Taking a sip of tea sitting beside a bonfire at the Singhu border, 52-year-old Makkhan Singh Deol tapped on a carton full of roasted gram and said, "The farmers have enough ammunition for the winters."
Numerous bonfires dot the GT-Karnal road, the "new home" of the protesting farmers who have been staying put at the Singhu border point of the national capital demanding withdrawal of the new farm reform laws.
A trolley containing jaggery, roasted gram and peanuts arrived on Friday morning from Gurdaspur, Punjab. Another containing dates and gajjak reached the Singhu border on Thursday evening to help the protesting farmers fight the biting cold.
"These are to keep us warm. Come and eat. You won't catch a cold," Deol tells this reporter. He just finished his tea and was now onto 'gajar halwa'.
According to Jagjeet Sandhu from Jalandhar-headquartered Shaheed Bhagat Singh Youth Federation, the farmers get tea, kheer and tomato soup twice a day to keep the cold at bay.
Volunteers from a multitude of non-profit organisations have been supplying coffee, tea, milk, jaggery, dates, and peanuts to the farmers in their trolleys and sheds.

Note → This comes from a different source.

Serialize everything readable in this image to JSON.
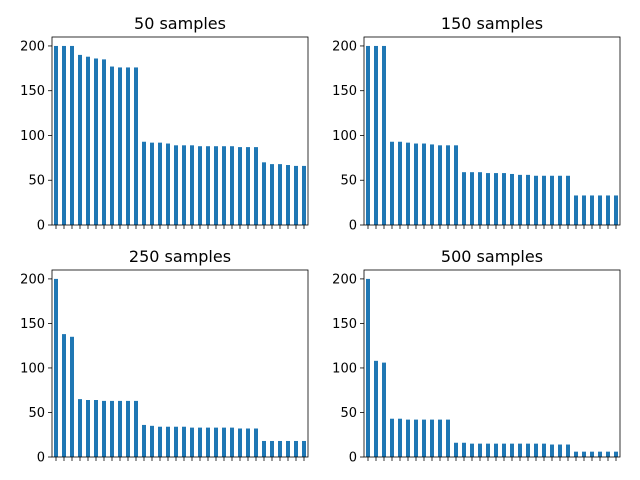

"A lot of the farmers are aged above 50. They have come here leaving the quilts at home to fight for the community... We are trying to ensure they eat good and remain healthy and active," Sandhu said.
"We have blankets and tarpaulin to protect us," he said.
Holding a handful of jaggery and peanuts, an upbeat Akal Bir Singh, 67, said, "We are having a great time, don't worry!"
Dr Mridul Sarkar, at a free medical camp of Kolkata-headquartered non-profit Medical Service Centre, said a large number of farmers have got a cold or cough.
"Winters are normally harmful for the elderly. Sanitation issues, pollution, inclement weather have been causing harm to them," he said.
The three farm laws enacted in September have been projected by the government as major reforms in the agriculture sector that will remove the middlemen and allow farmers to sell anywhere in the country.
However, the protesting farmers have expressed apprehension that the new laws would pave the way for eliminating the safety cushion of Minimum Support Price and do away with the mandis, leaving them at the mercy of big corporates. The Centre has repeatedly asserted that these mechanisms will remain.